Pure exhaustion, beyond any flu; vulnerability that can’t be tamed, tunnel vision, a certainty of my last breath and last heartbeat right here on the middle of my living room floor, my home which I feel so safe.


That day was June 22, 2020. My first panic attack. My first sign of postpartum depression and anxiety.


Today is July 15, 2020 and I am still alive and survived what I thought was going to kill me. I’ve had multiple attacks and was put on Ativan (I hate medicine) to find reprieve from constant attacks. Once I figured out what I thought was going on, I had learned that your hormones will suddenly drop 2 weeks after a miscarriage. Perhaps I had a chemical imbalance? My OB fast tracked me to a psychiatrist who is helping me find the right fit to get me balanced again (again, hate medicine but she says it’s short-term), my therapist answers my calls, multiple ER visits, doctor’s calls, hiring a babysitter for a once a week break, and me ultimately moving myself and children in with my mother who is home fairly constantly to help me are all the things that have helped me get to writing this.
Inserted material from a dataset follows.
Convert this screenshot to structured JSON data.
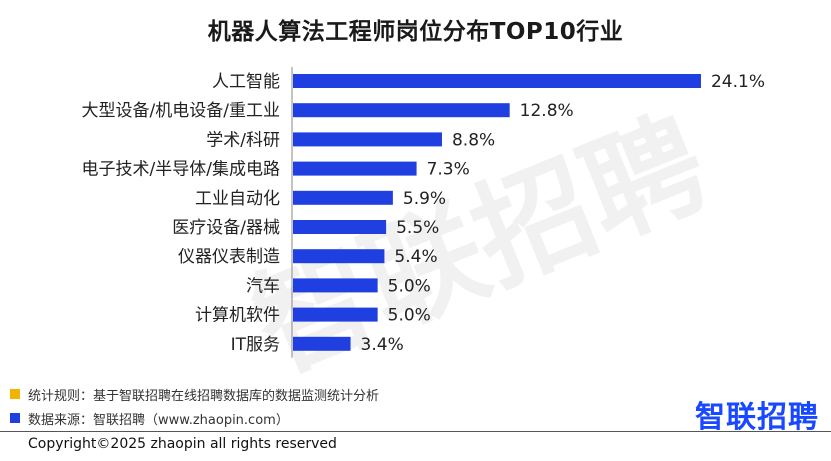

Postpartum is talked about with moms who have babies, but it isn’t spoken of much when it comes to miscarriage. It might be argued that with miscarriage women go through all of the hormonal changes more quickly, as they are not breastfeeding and their cycles come back much faster in a lot of cases.


I write this not knowing what the future holds, but knowing that I’m doing my best to get through this.


I want women to know that you are not alone and there are wonderful people out there to help.


Listen to yourself. Take breaks. Love yourself.